Sunday, March 1, 2020

DC Comics: Heroes in Crisis by Tom King

I love Tom King.  He’s a super nice guy.  I met him last year at NYCC and he was totally polite and kind to the awkward fanboying I engaged in.  I really like his writing style and have loved his work on Batman and The Vision and Mr. Miracle.  I look forward to his Adam Strange.  So know it is not a knee jerk reaction to say that Heroes in Crisis just did not work for me.

Don’t get me wrong.  I love many things about it.  I love the structure of his comics, his use of 9 panel grids, and the way his character’s voices seem so natural.  I love the grand idea behind it - even superheroes need help sometimes.  Even now, in the early 21st century, mental health problems are still stigmatized.  People suffering from them are often coded as villains, especially in comic books.  So it is a very powerful thing to help normalize to the comic reading audience that everyone needs help some time and just because someone is suffering does not automatically make them a Joker or a Mr. Zsasz.   I don’t even dislike him for using Wally West as the fulcrum of his story - Wally was, in my opinion, an unnecessary victim of the new 52 - there was no room for most legacy characters when all of the silver age heroes were de-aged and restored to their prime in new #1s.  When Geoff Johns finally brought Wally back I was thrilled! But by not restoring his family, it removed some of the most important parts of Wally’s story.  I really appreciate what Tom King was trying to do, showing us just how devastating and debilitating it would be to suddenly not only lose your children, but, find they had been wiped from existence and, on top of that, to find out that your wife/partner/best friend didn’t even remember you.  That would fracture anyone.

I objected to the fact that Tom King made Wally a killer (although not a murderer, it is clearly involuntary) who tried to cover up his crime and implicate two innocent people.  I know that Mr. King was trying to show how broken Wally was and how much damage his trauma had done to his character and his psyche, but it still felt like character assassination to me.  I am not saying I have an easy solution to this narrative problem, and I understand that my feeling upset at this turn of events might be exactly what the author intended, but it still felt out of character to me.

Likewise, Wally’s willingness to use time travel to falsely implicate Booster Gold and Harley Quinn doesn’t jibe with his unwillingness to use the same time travel ability to undo all of the deaths he just caused.  His reference to not making the same mistake Barry made that led to Flashpoint felt hollow to me - it was a false analogy because Barry’s Flashpoint timeline meddling dealt with events years in his past that would have obvious ripple effects, whereas Wally could’ve gone back in time ten minutes after everyone died to prevent it from happening.  

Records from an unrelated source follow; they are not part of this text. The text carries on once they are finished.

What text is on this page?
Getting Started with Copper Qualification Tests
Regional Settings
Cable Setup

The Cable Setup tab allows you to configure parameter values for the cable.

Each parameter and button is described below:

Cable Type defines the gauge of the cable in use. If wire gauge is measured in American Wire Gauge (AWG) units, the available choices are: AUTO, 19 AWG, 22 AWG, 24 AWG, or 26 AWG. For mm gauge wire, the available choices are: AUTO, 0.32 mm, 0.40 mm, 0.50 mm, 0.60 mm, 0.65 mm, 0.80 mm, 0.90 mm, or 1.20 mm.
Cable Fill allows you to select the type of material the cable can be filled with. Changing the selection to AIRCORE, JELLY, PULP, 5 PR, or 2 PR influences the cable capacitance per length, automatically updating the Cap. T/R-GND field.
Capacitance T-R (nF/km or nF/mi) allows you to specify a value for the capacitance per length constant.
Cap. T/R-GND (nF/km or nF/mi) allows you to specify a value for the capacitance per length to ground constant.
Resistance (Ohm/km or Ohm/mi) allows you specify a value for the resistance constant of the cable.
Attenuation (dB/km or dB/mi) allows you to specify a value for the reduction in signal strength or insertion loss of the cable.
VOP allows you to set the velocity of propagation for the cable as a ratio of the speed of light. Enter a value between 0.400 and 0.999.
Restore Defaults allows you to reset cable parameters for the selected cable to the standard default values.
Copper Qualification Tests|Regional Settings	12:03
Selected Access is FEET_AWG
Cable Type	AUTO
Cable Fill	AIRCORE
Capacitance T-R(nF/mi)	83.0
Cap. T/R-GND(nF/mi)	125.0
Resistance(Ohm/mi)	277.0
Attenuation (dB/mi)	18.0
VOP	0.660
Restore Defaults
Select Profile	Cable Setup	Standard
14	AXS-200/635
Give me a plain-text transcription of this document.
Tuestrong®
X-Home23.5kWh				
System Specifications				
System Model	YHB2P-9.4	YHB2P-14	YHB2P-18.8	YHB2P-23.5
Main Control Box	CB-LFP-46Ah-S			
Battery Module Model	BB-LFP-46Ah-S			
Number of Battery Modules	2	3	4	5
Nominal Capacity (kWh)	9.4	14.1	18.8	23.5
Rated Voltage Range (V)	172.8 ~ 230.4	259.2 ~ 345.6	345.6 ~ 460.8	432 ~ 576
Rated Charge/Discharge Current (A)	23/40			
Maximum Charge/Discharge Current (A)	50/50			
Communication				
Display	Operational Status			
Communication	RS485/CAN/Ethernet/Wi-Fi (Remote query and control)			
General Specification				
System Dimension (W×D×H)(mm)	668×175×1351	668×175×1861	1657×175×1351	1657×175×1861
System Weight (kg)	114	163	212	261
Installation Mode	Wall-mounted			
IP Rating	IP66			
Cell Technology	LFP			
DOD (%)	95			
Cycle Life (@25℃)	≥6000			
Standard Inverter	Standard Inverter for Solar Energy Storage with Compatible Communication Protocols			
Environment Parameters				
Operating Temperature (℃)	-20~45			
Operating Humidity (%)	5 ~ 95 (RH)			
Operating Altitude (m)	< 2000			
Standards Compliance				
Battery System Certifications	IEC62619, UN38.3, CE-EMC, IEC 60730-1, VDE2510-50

I am not currently reading Doomsday Clock,  and other DC Comics as they are coming out now,  it it seems from the Previews that Wally now has both the Moebius Chair and Dr. Manhattan’s powers, so I hope that a reality warp is coming soon that allows him to restore all of the wrongly killed characters to life, including Wally’s children.  I will wait and hope that he gets a happy ending soon. Or, if not an ending, at least a more uplifting status quo.